This week the Herald Sun ran a piece titled “Suburban sky rail: Spin vs reality”, featuring ugly examples of elevated rail in Melbourne, covered in graffiti and littered with rubbish. For the purposes of comparison, here are some equally unattractive examples of railway lines being sunk beneath the road.
We start at Footscray, where the tracks at both ends of the station run in a ‘slot’ beneath the road.
The cutting at the city end was recently expanded to six tracks as part of the Regional Rail Link project, but the graffiti vandals have already left their mark.
Even a steam train chugging past doesn’t make the cutting look any nicer.
Windsor is another railway station located below ground – with a brick walled cutting runs between Chapel Street and Dandenong Road, covered with graffiti.

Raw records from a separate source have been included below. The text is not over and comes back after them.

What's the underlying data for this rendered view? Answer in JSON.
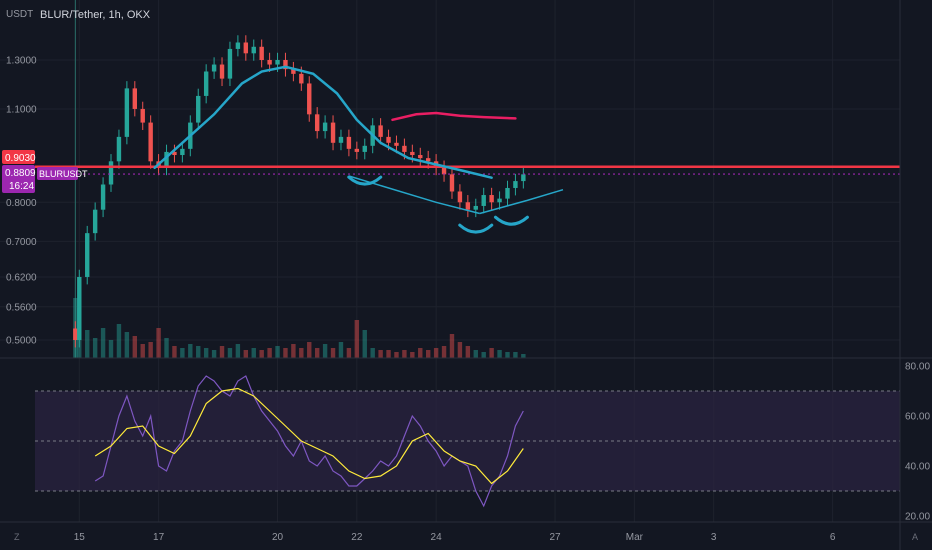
{
  "header": {
    "unit": "USDT",
    "symbol_title": "BLUR/Tether, 1h, OKX"
  },
  "colors": {
    "background": "#131722",
    "grid": "#1e222d",
    "up": "#26a69a",
    "down": "#ef5350",
    "resistance_line": "#f23645",
    "current_price": "#9c27b0",
    "trendline": "#26a6c9",
    "pink_curve": "#e91e63",
    "rsi": "#7e57c2",
    "rsi_ma": "#ffeb3b",
    "rsi_band": "#2a2340",
    "axis_text": "#9598a1"
  },
  "price_labels": {
    "resistance": "0.9030",
    "current": "0.8809",
    "ticker": "BLURUSDT",
    "countdown": "16:24"
  },
  "corner_icons": {
    "left": "Z",
    "right": "A"
  },
  "chart_data": [
    {
      "type": "line",
      "subtype": "candlestick",
      "title": "BLUR/Tether, 1h, OKX",
      "ylabel": "USDT",
      "y_scale": "log",
      "ylim": [
        0.45,
        1.62
      ],
      "y_ticks": [
        "1.3000",
        "1.1000",
        "0.8000",
        "0.7000",
        "0.6200",
        "0.5600",
        "0.5000"
      ],
      "x_ticks": [
        "15",
        "17",
        "20",
        "22",
        "24",
        "27",
        "Mar",
        "3",
        "6"
      ],
      "x_tick_days": [
        15,
        17,
        20,
        22,
        24,
        27,
        29,
        31,
        34
      ],
      "x_day_range": [
        13.0,
        35.7
      ],
      "series": [
        {
          "role": "close",
          "x": [
            14.9,
            15.0,
            15.2,
            15.4,
            15.6,
            15.8,
            16.0,
            16.2,
            16.4,
            16.6,
            16.8,
            17.0,
            17.2,
            17.4,
            17.6,
            17.8,
            18.0,
            18.2,
            18.4,
            18.6,
            18.8,
            19.0,
            19.2,
            19.4,
            19.6,
            19.8,
            20.0,
            20.2,
            20.4,
            20.6,
            20.8,
            21.0,
            21.2,
            21.4,
            21.6,
            21.8,
            22.0,
            22.2,
            22.4,
            22.6,
            22.8,
            23.0,
            23.2,
            23.4,
            23.6,
            23.8,
            24.0,
            24.2,
            24.4,
            24.6,
            24.8,
            25.0,
            25.2,
            25.4,
            25.6,
            25.8,
            26.0,
            26.2
          ],
          "values": [
            0.5,
            0.62,
            0.72,
            0.78,
            0.85,
            0.92,
            1.0,
            1.18,
            1.1,
            1.05,
            0.92,
            0.9,
            0.95,
            0.94,
            0.96,
            1.05,
            1.15,
            1.25,
            1.28,
            1.22,
            1.35,
            1.38,
            1.33,
            1.36,
            1.3,
            1.28,
            1.3,
            1.26,
            1.24,
            1.2,
            1.08,
            1.02,
            1.05,
            0.98,
            1.0,
            0.96,
            0.95,
            0.97,
            1.04,
            1.0,
            0.98,
            0.97,
            0.95,
            0.94,
            0.93,
            0.92,
            0.9,
            0.88,
            0.83,
            0.8,
            0.78,
            0.79,
            0.82,
            0.8,
            0.81,
            0.84,
            0.86,
            0.88
          ]
        },
        {
          "role": "volume",
          "x": [
            14.9,
            15.0,
            15.2,
            15.4,
            15.6,
            15.8,
            16.0,
            16.2,
            16.4,
            16.6,
            16.8,
            17.0,
            17.2,
            17.4,
            17.6,
            17.8,
            18.0,
            18.2,
            18.4,
            18.6,
            18.8,
            19.0,
            19.2,
            19.4,
            19.6,
            19.8,
            20.0,
            20.2,
            20.4,
            20.6,
            20.8,
            21.0,
            21.2,
            21.4,
            21.6,
            21.8,
            22.0,
            22.2,
            22.4,
            22.6,
            22.8,
            23.0,
            23.2,
            23.4,
            23.6,
            23.8,
            24.0,
            24.2,
            24.4,
            24.6,
            24.8,
            25.0,
            25.2,
            25.4,
            25.6,
            25.8,
            26.0,
            26.2
          ],
          "values": [
            60,
            50,
            28,
            20,
            30,
            18,
            34,
            26,
            22,
            14,
            16,
            30,
            20,
            12,
            10,
            14,
            12,
            10,
            8,
            12,
            10,
            14,
            8,
            10,
            8,
            10,
            12,
            10,
            14,
            10,
            16,
            10,
            14,
            10,
            16,
            10,
            38,
            28,
            10,
            8,
            8,
            6,
            8,
            6,
            10,
            8,
            10,
            12,
            24,
            16,
            12,
            8,
            6,
            10,
            8,
            6,
            6,
            4
          ]
        }
      ],
      "annotations": {
        "resistance_price": 0.903,
        "current_price": 0.8809,
        "rounded_top_curve": [
          [
            16.9,
            0.9
          ],
          [
            17.6,
            0.98
          ],
          [
            18.4,
            1.08
          ],
          [
            19.1,
            1.2
          ],
          [
            19.6,
            1.25
          ],
          [
            20.2,
            1.27
          ],
          [
            20.9,
            1.24
          ],
          [
            21.5,
            1.16
          ],
          [
            22.0,
            1.06
          ],
          [
            22.6,
            0.98
          ],
          [
            23.3,
            0.93
          ],
          [
            24.0,
            0.91
          ],
          [
            24.7,
            0.89
          ],
          [
            25.4,
            0.87
          ]
        ],
        "pink_curve": [
          [
            22.9,
            1.06
          ],
          [
            23.5,
            1.08
          ],
          [
            24.0,
            1.085
          ],
          [
            24.6,
            1.075
          ],
          [
            25.2,
            1.07
          ],
          [
            26.0,
            1.065
          ]
        ],
        "trendline_upper": [
          [
            21.8,
            0.875
          ],
          [
            24.0,
            0.8
          ],
          [
            25.1,
            0.77
          ]
        ],
        "trendline_lower": [
          [
            25.1,
            0.77
          ],
          [
            26.3,
            0.805
          ],
          [
            27.2,
            0.835
          ]
        ],
        "arcs_at": [
          [
            22.2,
            0.86
          ],
          [
            25.0,
            0.73
          ],
          [
            25.9,
            0.75
          ]
        ]
      }
    },
    {
      "type": "line",
      "title": "RSI",
      "ylim": [
        20,
        80
      ],
      "y_ticks": [
        "80.00",
        "60.00",
        "40.00",
        "20.00"
      ],
      "bands": [
        30,
        50,
        70
      ],
      "series": [
        {
          "role": "rsi",
          "x": [
            15.4,
            15.6,
            15.8,
            16.0,
            16.2,
            16.4,
            16.6,
            16.8,
            17.0,
            17.2,
            17.4,
            17.6,
            17.8,
            18.0,
            18.2,
            18.4,
            18.6,
            18.8,
            19.0,
            19.2,
            19.4,
            19.6,
            19.8,
            20.0,
            20.2,
            20.4,
            20.6,
            20.8,
            21.0,
            21.2,
            21.4,
            21.6,
            21.8,
            22.0,
            22.2,
            22.4,
            22.6,
            22.8,
            23.0,
            23.2,
            23.4,
            23.6,
            23.8,
            24.0,
            24.2,
            24.4,
            24.6,
            24.8,
            25.0,
            25.2,
            25.4,
            25.6,
            25.8,
            26.0,
            26.2
          ],
          "values": [
            34,
            36,
            48,
            60,
            68,
            58,
            52,
            60,
            40,
            38,
            46,
            50,
            62,
            72,
            76,
            74,
            70,
            68,
            74,
            76,
            68,
            62,
            58,
            54,
            48,
            44,
            50,
            42,
            40,
            44,
            38,
            36,
            32,
            32,
            35,
            38,
            42,
            40,
            44,
            52,
            60,
            56,
            50,
            46,
            40,
            44,
            42,
            40,
            30,
            24,
            32,
            36,
            44,
            56,
            62
          ]
        },
        {
          "role": "rsi_ma",
          "x": [
            15.4,
            15.8,
            16.2,
            16.6,
            17.0,
            17.4,
            17.8,
            18.2,
            18.6,
            19.0,
            19.4,
            19.8,
            20.2,
            20.6,
            21.0,
            21.4,
            21.8,
            22.2,
            22.6,
            23.0,
            23.4,
            23.8,
            24.2,
            24.6,
            25.0,
            25.4,
            25.8,
            26.2
          ],
          "values": [
            44,
            48,
            55,
            56,
            48,
            45,
            52,
            65,
            70,
            71,
            68,
            62,
            56,
            50,
            47,
            44,
            38,
            35,
            36,
            40,
            50,
            53,
            46,
            42,
            40,
            33,
            38,
            47
          ]
        }
      ]
    }
  ]
}
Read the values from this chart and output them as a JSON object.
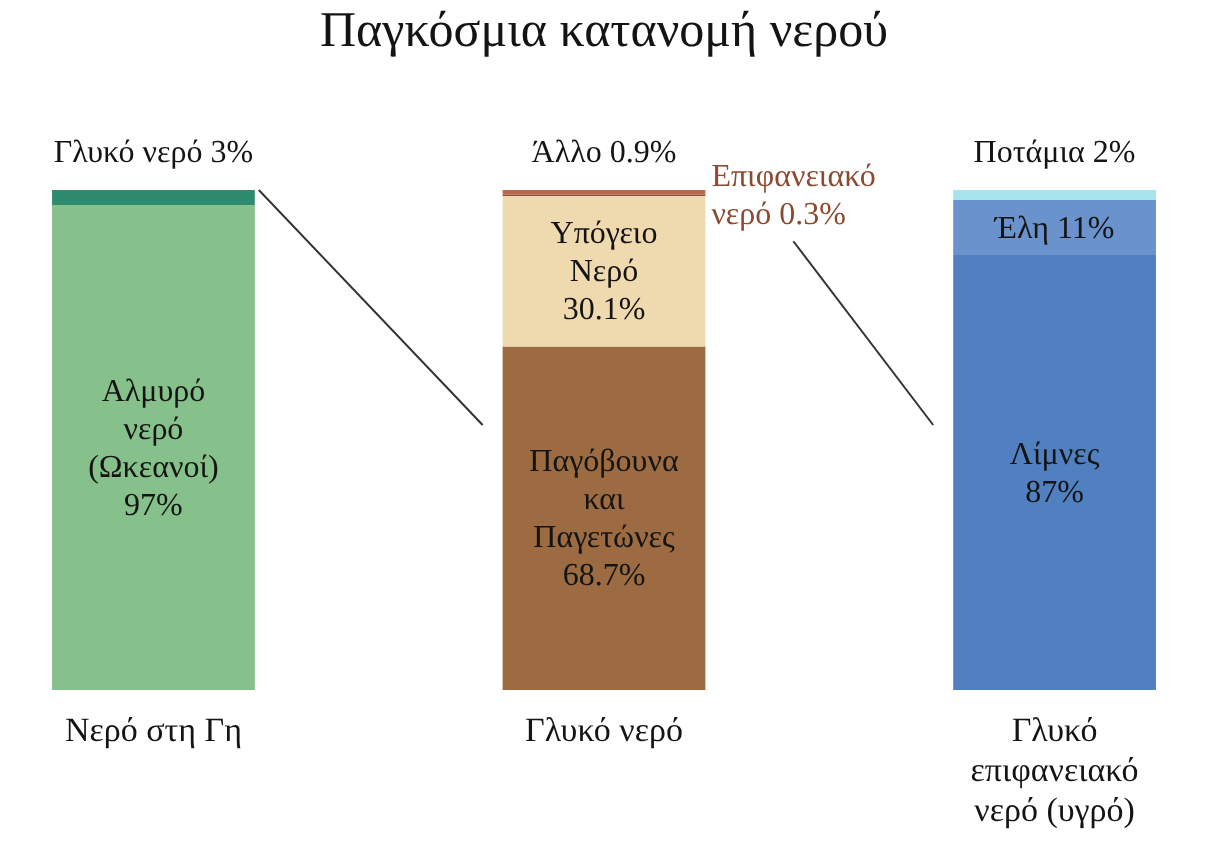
{
  "chart_data": {
    "type": "bar",
    "stacked": true,
    "title": "Παγκόσμια κατανομή νερού",
    "categories": [
      "Νερό στη Γη",
      "Γλυκό νερό",
      "Γλυκό επιφανειακό νερό (υγρό)"
    ],
    "series": [
      {
        "name": "Αλμυρό νερό (Ωκεανοί)",
        "color": "#86c08a",
        "values": [
          97,
          null,
          null
        ],
        "value_labels": [
          "97%",
          null,
          null
        ]
      },
      {
        "name": "Γλυκό νερό",
        "color": "#2e8b6f",
        "values": [
          3,
          null,
          null
        ],
        "value_labels": [
          "3%",
          null,
          null
        ]
      },
      {
        "name": "Παγόβουνα και Παγετώνες",
        "color": "#9c6b41",
        "values": [
          null,
          68.7,
          null
        ],
        "value_labels": [
          null,
          "68.7%",
          null
        ]
      },
      {
        "name": "Υπόγειο Νερό",
        "color": "#efd9ae",
        "values": [
          null,
          30.1,
          null
        ],
        "value_labels": [
          null,
          "30.1%",
          null
        ]
      },
      {
        "name": "Επιφανειακό νερό",
        "color": "#8b4a32",
        "values": [
          null,
          0.3,
          null
        ],
        "value_labels": [
          null,
          "0.3%",
          null
        ]
      },
      {
        "name": "Άλλο",
        "color": "#b8694c",
        "values": [
          null,
          0.9,
          null
        ],
        "value_labels": [
          null,
          "0.9%",
          null
        ]
      },
      {
        "name": "Λίμνες",
        "color": "#5080c0",
        "values": [
          null,
          null,
          87
        ],
        "value_labels": [
          null,
          null,
          "87%"
        ]
      },
      {
        "name": "Έλη",
        "color": "#6a93cd",
        "values": [
          null,
          null,
          11
        ],
        "value_labels": [
          null,
          null,
          "11%"
        ]
      },
      {
        "name": "Ποτάμια",
        "color": "#a6e4ec",
        "values": [
          null,
          null,
          2
        ],
        "value_labels": [
          null,
          null,
          "2%"
        ]
      }
    ],
    "ylim": [
      0,
      100
    ],
    "tick_labels": "x"
  }
}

The tracks between East Richmond and Burnley are located in a concrete walled cutting beneath the streets of Richmond, where graffiti features heavily.
Even when the graffiti finally gets painted over, it reappears soon after.
Nearby at South Yarra, the railway towards Caulfield passes beneath Chapel Street next door to the Jam Factory and again, graffiti and litter features.
At Camberwell the tracks were lowered beneath Burke Road almost a century ago, but the brick walls that line the cutting are still a magnet for graffiti vandals.
The concrete walls on the other side are just as unsightly.
And don’t think putting railway tracks underground is a way to stop graffiti – even the City Loop tunnels are full of painted scrawl.
A graffiti covered railway viaduct gives passengers a clear view across suburbia, with the ugly side facing local residents and road users; while a graffiti covered railway cutting hides the urban blight at the bottom of a hole, where only train passengers will see it.
Sounds like the Herald Sun is pandering to their key demographic of road users and NIMBYs, and doesn’t give a stuff about people who actually use public transport?
From the original Herald Sun piece:
Proposed sky rail plan under cloud after existing elevated lines revealed as vandalised eyesores
February 10, 2016
Kara Irving and Tom Minear
the Premier’s vision of a “beautiful” parkland oasis beneath the proposed Cranbourne-Pakenham sky rail is under a cloud as it emerged that existing elevated lines are neglected and vandalised.
Premier Daniel Andrews has promised “community open spaces, parks, playgrounds and netball courts” beneath the controversial tracks, being built to remove nine level crossings. But a Herald Sun analysis has exposed a reality of concrete pillars and elevated track beds covered in ugly graffiti tags.
West Richmond, Clifton Hill, Hawthorn, Oakleigh, Gardenvale, Elsternwick and Balaclava overpasses have all fallen victim to vandals and open spaces have become desolate litter-strewn wastelands avoided by residents and traders.